Conversely, should you choose to make this trail mix with almonds, there would still be major health pay-offs. As Rajan explains, “Almonds, coupled with sesame, reinforce bone health, which is particularly important for women (bone loss increases dramatically at menopause due to dropping oestrogen levels).” Moreover, almonds pack a healthy dose of vitamin E and antioxidants, which, in turn, means healthy skin. Meanwhile, the nutmeg improves cognitive function, helps digestion and is also beneficial for efficient detoxification, while raisins bring an energy boost and are rich in B vitamins and iron. “Spices are a great way to get special anti-inflammatory benefits and antioxidants in our food and snacks,” adds Rajan. When using Brazil nuts, however, be cautious, she says. “These nuts can go rancid quickly, which can affect the shelf life of the mix. It is best to make this with really fresh ingredients and in smaller portions at a time.” According to her, this particular recipe should be sufficient for five portions that can be eaten through the week.
Savoury trail mix
Calorie count: Approximately 170-180 calories per serving
1/2 cups raw almonds, 1/3 cups hulled pumpkin seeds, 1/2 cups raw sunflower seeds, 1 tsp garlic powder, 3 tsp onion powder, 1/3-1 tsp cayenne pepper (as per taste)
This savoury trail mix is great for diabetics for two reasons. First, the absence of dried fruits makes it sugar-free. Second, both the sunflower and pumpkin seeds help fight diabetes and heart disease. In addition, the selenium, a powerful antioxidant found in sunflower seeds, supports thyroid health. Nutritionist Jahnavi Mayur Parmar from Grow Fit, which offers customized diet plans as well as a healthy food delivery service, says: “Even the seasoning is healthy, with a potent mix that helps manage cholesterol, regulate digestion and boost metabolism.” Sharing the recipe, she recommends having the trail mix with some form of hydration (water or any healthy, sugar-free drink), to help the body absorb the fibre.

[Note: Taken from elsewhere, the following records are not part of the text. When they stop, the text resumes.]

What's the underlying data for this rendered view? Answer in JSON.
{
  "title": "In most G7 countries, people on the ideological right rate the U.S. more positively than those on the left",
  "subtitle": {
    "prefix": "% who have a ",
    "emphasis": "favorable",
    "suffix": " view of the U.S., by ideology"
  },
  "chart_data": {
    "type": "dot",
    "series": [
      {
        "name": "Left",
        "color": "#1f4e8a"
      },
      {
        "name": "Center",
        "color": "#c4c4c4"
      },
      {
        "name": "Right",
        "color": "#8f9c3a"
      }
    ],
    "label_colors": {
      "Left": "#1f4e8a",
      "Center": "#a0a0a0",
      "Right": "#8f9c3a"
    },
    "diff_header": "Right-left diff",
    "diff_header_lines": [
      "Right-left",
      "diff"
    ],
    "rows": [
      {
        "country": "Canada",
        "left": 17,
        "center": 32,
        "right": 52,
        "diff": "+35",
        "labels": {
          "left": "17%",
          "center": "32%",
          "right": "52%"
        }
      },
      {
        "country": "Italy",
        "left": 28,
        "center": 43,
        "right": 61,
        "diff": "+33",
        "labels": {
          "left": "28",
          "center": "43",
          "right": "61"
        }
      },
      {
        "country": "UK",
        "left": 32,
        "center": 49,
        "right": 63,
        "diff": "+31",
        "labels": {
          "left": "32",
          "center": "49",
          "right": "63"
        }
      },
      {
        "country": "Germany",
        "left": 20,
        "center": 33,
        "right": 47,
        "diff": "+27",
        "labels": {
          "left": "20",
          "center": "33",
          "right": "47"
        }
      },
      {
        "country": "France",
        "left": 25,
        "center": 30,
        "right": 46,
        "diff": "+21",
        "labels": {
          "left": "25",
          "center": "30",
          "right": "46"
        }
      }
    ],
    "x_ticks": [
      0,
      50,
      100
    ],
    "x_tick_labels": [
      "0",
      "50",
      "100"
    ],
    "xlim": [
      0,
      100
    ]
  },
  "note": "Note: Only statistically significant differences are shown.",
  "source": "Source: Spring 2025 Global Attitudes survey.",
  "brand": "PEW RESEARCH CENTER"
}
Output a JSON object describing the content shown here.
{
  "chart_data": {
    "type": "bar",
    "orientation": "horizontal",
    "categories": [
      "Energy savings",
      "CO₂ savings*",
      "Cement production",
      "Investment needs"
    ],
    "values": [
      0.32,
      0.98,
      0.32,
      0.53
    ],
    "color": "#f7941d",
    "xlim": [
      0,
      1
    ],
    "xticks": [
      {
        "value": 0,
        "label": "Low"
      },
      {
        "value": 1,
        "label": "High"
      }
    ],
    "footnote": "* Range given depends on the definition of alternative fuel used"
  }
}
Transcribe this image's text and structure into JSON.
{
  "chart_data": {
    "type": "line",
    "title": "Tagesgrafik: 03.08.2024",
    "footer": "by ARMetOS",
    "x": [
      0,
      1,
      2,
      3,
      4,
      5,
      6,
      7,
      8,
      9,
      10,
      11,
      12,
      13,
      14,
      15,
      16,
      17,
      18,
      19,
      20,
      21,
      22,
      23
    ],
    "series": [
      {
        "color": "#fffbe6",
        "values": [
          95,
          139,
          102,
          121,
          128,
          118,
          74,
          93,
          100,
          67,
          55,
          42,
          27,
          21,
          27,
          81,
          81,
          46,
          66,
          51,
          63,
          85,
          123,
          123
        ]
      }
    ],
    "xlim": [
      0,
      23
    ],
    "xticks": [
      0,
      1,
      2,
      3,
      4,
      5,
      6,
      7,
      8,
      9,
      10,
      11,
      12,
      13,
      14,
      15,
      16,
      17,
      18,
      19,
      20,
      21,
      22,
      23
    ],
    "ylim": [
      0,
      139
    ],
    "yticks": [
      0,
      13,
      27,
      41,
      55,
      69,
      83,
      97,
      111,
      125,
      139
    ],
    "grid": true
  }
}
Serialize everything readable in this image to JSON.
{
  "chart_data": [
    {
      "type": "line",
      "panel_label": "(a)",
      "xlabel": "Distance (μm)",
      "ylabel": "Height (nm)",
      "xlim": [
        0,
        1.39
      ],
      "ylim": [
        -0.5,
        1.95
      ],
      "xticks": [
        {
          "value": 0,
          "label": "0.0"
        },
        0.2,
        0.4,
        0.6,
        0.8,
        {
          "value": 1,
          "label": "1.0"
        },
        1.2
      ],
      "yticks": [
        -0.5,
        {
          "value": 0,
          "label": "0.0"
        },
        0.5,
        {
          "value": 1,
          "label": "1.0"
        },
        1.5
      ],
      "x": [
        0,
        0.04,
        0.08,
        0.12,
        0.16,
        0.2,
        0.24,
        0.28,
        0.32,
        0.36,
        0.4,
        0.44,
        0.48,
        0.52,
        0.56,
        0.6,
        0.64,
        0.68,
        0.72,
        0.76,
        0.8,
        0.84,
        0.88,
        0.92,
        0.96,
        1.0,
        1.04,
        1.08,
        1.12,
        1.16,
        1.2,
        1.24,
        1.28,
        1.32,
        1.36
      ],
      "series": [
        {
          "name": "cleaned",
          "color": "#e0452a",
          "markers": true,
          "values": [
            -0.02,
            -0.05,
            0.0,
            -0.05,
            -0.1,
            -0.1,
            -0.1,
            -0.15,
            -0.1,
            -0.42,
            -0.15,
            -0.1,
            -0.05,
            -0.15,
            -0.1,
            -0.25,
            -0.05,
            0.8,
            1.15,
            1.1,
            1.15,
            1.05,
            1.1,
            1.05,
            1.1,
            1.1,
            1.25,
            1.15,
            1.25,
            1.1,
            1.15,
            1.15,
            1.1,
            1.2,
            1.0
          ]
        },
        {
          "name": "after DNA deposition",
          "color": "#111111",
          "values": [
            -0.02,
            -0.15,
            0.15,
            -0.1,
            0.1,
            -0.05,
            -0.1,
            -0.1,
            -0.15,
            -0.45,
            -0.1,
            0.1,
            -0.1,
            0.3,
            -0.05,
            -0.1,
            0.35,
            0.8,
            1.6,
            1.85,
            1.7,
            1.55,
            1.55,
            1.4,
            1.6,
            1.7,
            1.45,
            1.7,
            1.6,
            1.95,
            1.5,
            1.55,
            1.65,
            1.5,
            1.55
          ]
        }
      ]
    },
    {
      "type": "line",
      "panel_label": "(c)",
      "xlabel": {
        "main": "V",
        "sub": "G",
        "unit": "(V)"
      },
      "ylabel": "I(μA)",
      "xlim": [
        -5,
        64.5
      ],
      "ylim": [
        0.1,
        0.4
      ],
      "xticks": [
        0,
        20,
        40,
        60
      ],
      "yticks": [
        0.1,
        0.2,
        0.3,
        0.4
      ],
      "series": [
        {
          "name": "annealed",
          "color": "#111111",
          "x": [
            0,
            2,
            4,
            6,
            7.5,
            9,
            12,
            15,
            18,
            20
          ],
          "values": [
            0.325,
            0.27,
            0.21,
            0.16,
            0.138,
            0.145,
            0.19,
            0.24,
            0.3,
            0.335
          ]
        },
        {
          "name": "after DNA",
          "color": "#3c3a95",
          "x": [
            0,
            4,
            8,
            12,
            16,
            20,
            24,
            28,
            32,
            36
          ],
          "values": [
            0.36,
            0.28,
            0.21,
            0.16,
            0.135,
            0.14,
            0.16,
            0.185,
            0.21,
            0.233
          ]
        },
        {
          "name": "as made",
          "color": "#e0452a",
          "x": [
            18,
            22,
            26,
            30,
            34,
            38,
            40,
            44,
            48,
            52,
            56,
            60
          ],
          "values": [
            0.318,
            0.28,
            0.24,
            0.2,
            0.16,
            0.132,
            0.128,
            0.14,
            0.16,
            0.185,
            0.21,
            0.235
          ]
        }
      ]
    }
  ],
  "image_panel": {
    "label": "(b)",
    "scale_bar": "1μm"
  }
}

Power-packed cereal and nut mix
Calorie count: 125 calories per serving
1 cup popcorn, 3 tsp chopped Brazil nuts or walnuts, 2 tbsp dried pineapple pieces, 3 tsp sunflower seeds, 3 tsp roasted broken banana chips, 2 tsp flaked coconut
This recipe, shared by Amiya Sunith, clinical nutritionist at the Sakra World Hospital in Bengaluru, is an energy-dense snack with a combination of cereal, fruits and nuts that provides excellent nutritional power, satiates hunger pangs and provides usable energy for the body. However, since it has high-calorie elements such as banana chips, coconut and dehydrated pineapple, Sunith wouldn’t recommend it to those trying to lose weight. “This mix is great as an after-school snack for children or for those who are constantly on the go,” says Sunith, who explains that the popcorn adds more bulk with fewer calories. “It is also a great source of fibre, which helps to lower cholesterol. The small quantity of coconut, too, provides some extra fibre, flavour and multiple minerals.”
To make your own coconut flakes at home, Sunith suggests shredding some fresh coconut and roasting it in a preheated oven for half an hour at 175 degrees Celsius. You can store this coconut in an airtight bag or jar in the refrigerator for six months. The banana chips add crunch and a significant amount of dietary fibre but it’s important not to pick deep-fried chips. Eliminate the chips if you can’t find dehydrated or roasted banana chips, advises Sunith.